The bootstrapped standard errors account for spatial autocorrelation
in the data, whereas the lm standard errors are not. The
effect of ignoring spatial autocorrelation tends to be to have false
confidence in your results – P-values and standard errors too
small. P-values were too small in Code Box 9.8, and here we see
standard errors tend to be too small (although a couple are bigger). On
average, they are about 25% bigger (which is less than I expected given
what happened to the P-values).
Exercise 9.8: Does block length matter?
For Ian’s species richness data, compute standard errors using a few different block sizes (say 5km, 10km, 20km, 40km) and compare.

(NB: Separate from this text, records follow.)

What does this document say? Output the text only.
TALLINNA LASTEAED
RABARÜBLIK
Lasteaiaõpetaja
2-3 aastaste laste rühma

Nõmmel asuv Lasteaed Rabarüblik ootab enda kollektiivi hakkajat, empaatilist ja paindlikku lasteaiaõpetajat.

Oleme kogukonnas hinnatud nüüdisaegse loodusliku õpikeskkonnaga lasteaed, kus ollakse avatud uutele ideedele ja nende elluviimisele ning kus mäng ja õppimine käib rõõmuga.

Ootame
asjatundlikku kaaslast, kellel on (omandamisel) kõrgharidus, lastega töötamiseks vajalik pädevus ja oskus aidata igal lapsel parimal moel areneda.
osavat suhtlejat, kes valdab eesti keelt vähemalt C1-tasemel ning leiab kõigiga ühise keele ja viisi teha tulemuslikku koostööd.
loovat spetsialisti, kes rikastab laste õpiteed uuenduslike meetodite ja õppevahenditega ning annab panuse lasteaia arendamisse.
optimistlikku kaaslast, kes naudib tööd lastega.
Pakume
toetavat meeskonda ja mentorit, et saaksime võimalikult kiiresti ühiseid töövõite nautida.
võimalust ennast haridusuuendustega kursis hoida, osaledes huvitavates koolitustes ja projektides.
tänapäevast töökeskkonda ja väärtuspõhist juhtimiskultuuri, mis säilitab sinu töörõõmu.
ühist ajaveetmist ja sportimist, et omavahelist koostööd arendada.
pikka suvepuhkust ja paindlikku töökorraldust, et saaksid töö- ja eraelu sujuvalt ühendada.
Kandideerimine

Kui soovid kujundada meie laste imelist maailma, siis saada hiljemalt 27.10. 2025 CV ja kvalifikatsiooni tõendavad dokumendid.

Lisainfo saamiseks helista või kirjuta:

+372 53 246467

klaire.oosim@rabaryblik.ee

This will take a while to run – the first three lines will take about three times as long as the relevant line from Code Box 9.8 did :(
bootSEall = matrix(NA,length(bootSEs),4)
block_Ls=c(5,10,20,40)
colnames(bootSEall)=block_Ls
bootSEall[,3]=bootSEs #we already did block length 20 in Code Box 9.9
for (iLength in c(1,2,4))
{
  BootIDi = BlockBootID(x = Myrtaceae$X, y = Myrtaceae$Y, block_L = block_Ls[iLength],
             nBoot = 99, Grid_space = 5)
  predMat = matrix(NA,length(Myrtaceae$logrich),nBoot)
  for(iBoot in 1:nBoot)
  {
     ids = BootIDi[iBoot,]
     ft_i = update(ft_richAdd,data=Myrtaceae[ids,])
     predMat[ids,iBoot] = predict(ft_i)
   }
  bootSEall[,iLength] = apply(predMat,1,sd,na.rm=TRUE)
}
head(bootSEall)
#>               5         10         20         40
#> [1,] 0.03167751 0.03709461 0.03664694 0.04532942
#> [2,] 0.03044361 0.02718432 0.03508373 0.03651010
#> [3,] 0.03621433 0.03392671 0.04419696 0.05480904
#> [4,] 0.03592110 0.03403671 0.03646692 0.04554475
#> [5,] 0.06642325 0.06644221 0.07338291 0.05505570
#> [6,] 0.03134453 0.03833537 0.04327011 0.04678505Did results change, as you changed block size?
Yep, and standard errors tend to be getting a bit bigger as block size increases
Compute the mean of the standard errors at each block size. Is there a trend?
apply(bootSEall,2,mean,na.rm=TRUE)
#>          5         10         20         40 
#> 0.04598638 0.04715439 0.05289854 0.05460264The mean of the standard errors of predictions tends to be getting bigger as block size increases. This makes sense because increasing block size effectively reducing sample size, by reducng the number of units in the spatial domain that are considered as independent.